If you made a list of things that make this country better, you might not include knitting. 

But a woman from Aurora is getting an important national award tomorrow because of her knitting.  

Nearly 28 years ago, Rita Gallant took up knitting. The reason was simple: her grandson, Anthony. He weighed just 1 pound 10 ounces when he was born, and he needed something warm.

“You should have seen him he was long but his arms were the size of my finger,” she says.

Anthony was in the hospital for six months – a lot of time for Gallant to sit with him and knit. That's when she started to knit for the hospital. She says initially she was happy to keep her hands busy. She wanted to avoid the arthritis her mother had.

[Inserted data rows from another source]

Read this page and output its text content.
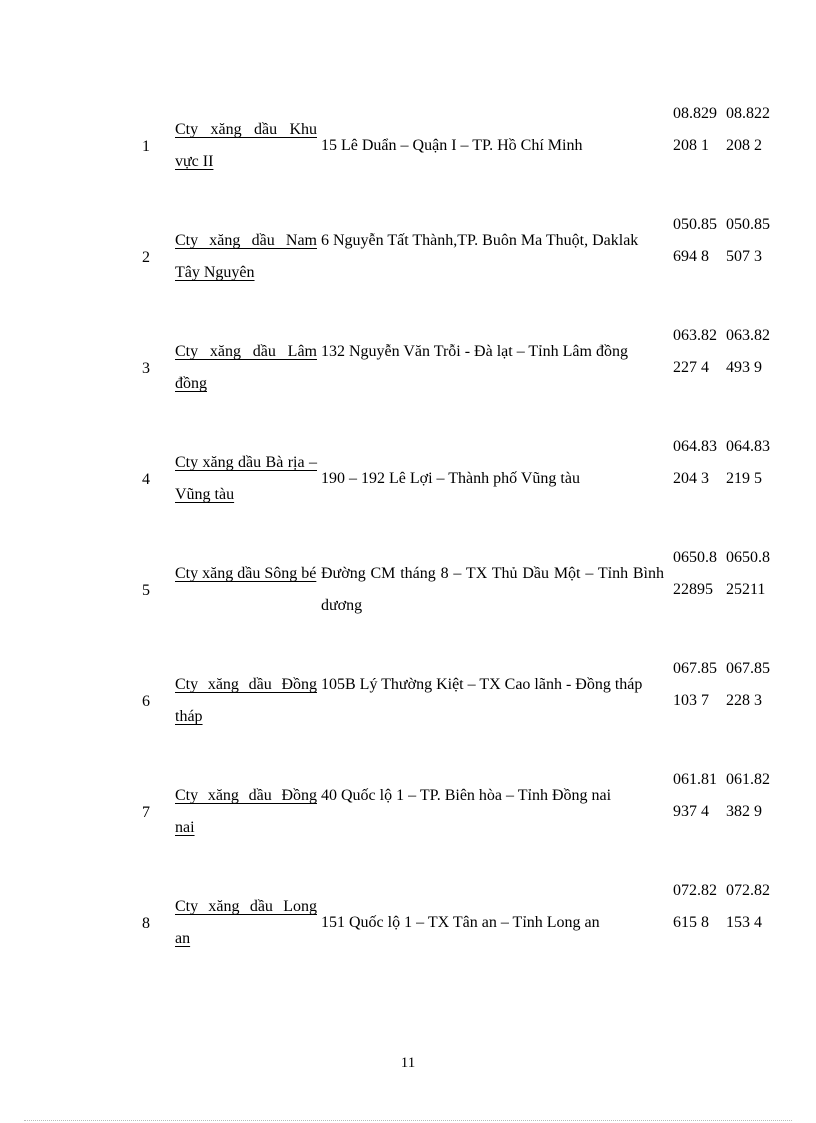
1
Cty xăng dầu Khu vực II
15 Lê Duẩn – Quận I – TP. Hồ Chí Minh
08.829208 1
08.822208 2
2
Cty xăng dầu Nam Tây Nguyên
6 Nguyễn Tất Thành,TP. Buôn Ma Thuột, Daklak
050.85694 8
050.85507 3
3
Cty xăng dầu Lâm đồng
132 Nguyễn Văn Trỗi - Đà lạt – Tỉnh Lâm đồng
063.82227 4
063.82493 9
4
Cty xăng dầu Bà rịa – Vũng tàu
190 – 192 Lê Lợi – Thành phố Vũng tàu
064.83204 3
064.83219 5
5
Cty xăng dầu Sông bé Đường CM tháng 8 – TX Thủ Dầu Một – Tỉnh Bình dương
0650.822895
0650.825211
6
Cty xăng dầu Đồng tháp
105B Lý Thường Kiệt – TX Cao lãnh - Đồng tháp
067.85103 7
067.85228 3
7
Cty xăng dầu Đồng nai
40 Quốc lộ 1 – TP. Biên hòa – Tỉnh Đồng nai
061.81937 4
061.82382 9
8
Cty xăng dầu Long an
151 Quốc lộ 1 – TX Tân an – Tỉnh Long an
072.82615 8
072.82153 4
11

“I thought, ‘Gee I don`t want to get like my mother.” Her fingers were all crippled so I said I’m going to do something to keep going so my fingers are good at 83,” Gallant says.

And at 83, she is still knitting: for hospitals in Ontario, PEI, Minnesota, and basically anywhere Gallant and her husband Cliff travel. Wherever they go, the knitting goes with them.

There are thank you notes for the more than 3,000 hats and booties Gallant has knitted over the years. And tomorrow, she will have another piece of paper to add to the collection. She will be honoured with the Governor General’s Caring Canadian award, given to people who help make Canada a more caring nation.

“It does mean a lot, it does really it does,” she says. “It’s like, well I feel I’m helping the community and … it feels that I’m doing something to help others.”

And Gallant continues to help – not just babies but seniors like Doreen who received one of Gallant’s lap blankets.

“I think it’s very thoughtful I really do,” says Doreen. “And my knees get so cold, now they will be warm…”

Gallant will be down at Queen’s Park tomorrow to receive her award from Lt. Gov. David Onley and her family will be with her as she is honoured as a Caring Canadian.

“It’s pretty good, I’ll tell you,” says Gallant’s husband Cliff. “She’s still pretty good. It’s a wonderful thing.”